Air Travel

The Trout and The Boss

I think The Boss needs a holiday to get over this one.  We had a great time while we were there, so it wasn’t that.  Spending time there with his parents was relatively fun, so it wasn’t that.  He’s used to sitting around now, so it wasn’t the 1hr 15 coach transfer plus 4hr 30 flight plus 5hr car drive home plus all the hanging around (left hotel at 1135hrs and got home at 0215hrs), though that was tough enough with 3 little minxes.  No, it was the actual flight.

He’s 6ft 1 with legs in proportion to his height.  So he’s tall, but not abnormally so.  Yet he physically can’t bend his frame into the seats.  He has to take absolutely everything out the seat pocket, then sit with his knees apart and up, for the entire flight.  No wonder I got to hold the baby throughout.  That can’t be safe, can it?  It’s not like you can even get up for a leg-stretch every hour or so – the stewardesses are too busy whizzing up and down the aisle selling headphones, scratchcards, duty-free, toys, drinks, meals, charity donations and a patridge in a pear tree.  I got up to change the baby’s humming nappy and had to wait to let a trolley past.  Not only were the stewardesses snippy about me standing to wait (well, I can’t levitate, dearie, and if I don’t get in the toilet queue now, I’ll not get in for another 2 hrs), but 2 of my fellow sardines got very unhappy about me blocking their view of their favourite in-flight entertainment screen.  The other 30-odd screens visible to them obviously didn’t meet with their favour – they’d paid extra for more leg-room and boy, did they want us cheap-skate plebby mortals to know it!  I shrugged, moved to the other side, and considered how lucky they’d been that I was too sleep-deprived to remonstrate.  Or rip their stupid heads off and shove the contents of Mini Minx’s nappy down their necks.

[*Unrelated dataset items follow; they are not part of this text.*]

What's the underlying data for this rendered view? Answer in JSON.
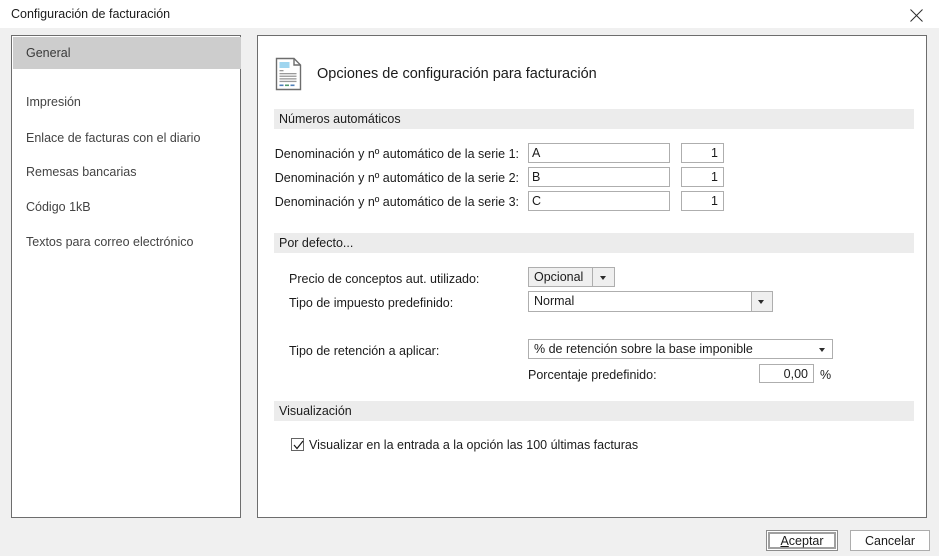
{
  "window": {
    "title": "Configuración de facturación",
    "close_icon": "close-icon"
  },
  "sidebar": {
    "items": [
      {
        "label": "General",
        "selected": true
      },
      {
        "label": "Impresión",
        "selected": false
      },
      {
        "label": "Enlace de facturas con el diario",
        "selected": false
      },
      {
        "label": "Remesas bancarias",
        "selected": false
      },
      {
        "label": "Código 1kB",
        "selected": false
      },
      {
        "label": "Textos para correo electrónico",
        "selected": false
      }
    ]
  },
  "main": {
    "header": {
      "icon": "document-settings-icon",
      "title": "Opciones de configuración para facturación"
    },
    "sections": {
      "numeros": {
        "band": "Números automáticos",
        "rows": [
          {
            "label": "Denominación y nº automático de la serie 1:",
            "name": "A",
            "number": "1"
          },
          {
            "label": "Denominación y nº automático de la serie 2:",
            "name": "B",
            "number": "1"
          },
          {
            "label": "Denominación y nº automático de la serie 3:",
            "name": "C",
            "number": "1"
          }
        ]
      },
      "por_defecto": {
        "band": "Por defecto...",
        "precio_label": "Precio de conceptos aut. utilizado:",
        "precio_value": "Opcional",
        "impuesto_label": "Tipo de impuesto predefinido:",
        "impuesto_value": "Normal",
        "retencion_label": "Tipo de retención a aplicar:",
        "retencion_value": "% de retención sobre la base imponible",
        "porcentaje_label": "Porcentaje predefinido:",
        "porcentaje_value": "0,00",
        "porcentaje_suffix": "%"
      },
      "visualizacion": {
        "band": "Visualización",
        "checkbox_label": "Visualizar en la entrada a la opción las 100 últimas facturas",
        "checkbox_checked": true
      }
    }
  },
  "footer": {
    "accept_accel": "A",
    "accept_rest": "ceptar",
    "cancel_label": "Cancelar"
  },
  "colors": {
    "dialog_bg": "#f0f0f0",
    "panel_bg": "#ffffff",
    "band_bg": "#ececec",
    "selected_bg": "#cdcdcd",
    "border": "#6d6d6d",
    "icon_accent": "#9fd5ef"
  }
}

Anyway.  When we had fewer kids, we’d quickly agree before take-off what we’d do in an emergency: “you grab Maxi, I’ll foist Midi off on some poor sucker; we’ll trample over that little old lady there to get to this door here.  Don’t wait for me.  Save as much duty free as you can.  See you on the other side.  Whizzo.  Chin-chin”.  Now I wonder if The Boss would be able to get out of his seat in an emergency at all.  I worry not because I love him (I do), but because we’ve been married 5 years now and his guarantee’s run out.  And I can’t haul 3 kids out a blazing aircraft on my own.

Hmph.  I’d pay extra for the more legroom seats (relatively) happily, but you’re not allowed to if you’re travelling with children.  Pity.  I’ve carried out 2 emergency aircraft evacuations myself, so would probably be a good passenger to operate the emergency exit and lead everyone to safety as I hot-footed it into the safe distance.  Oh well.  Better keep practicing the handy-bendy yoga.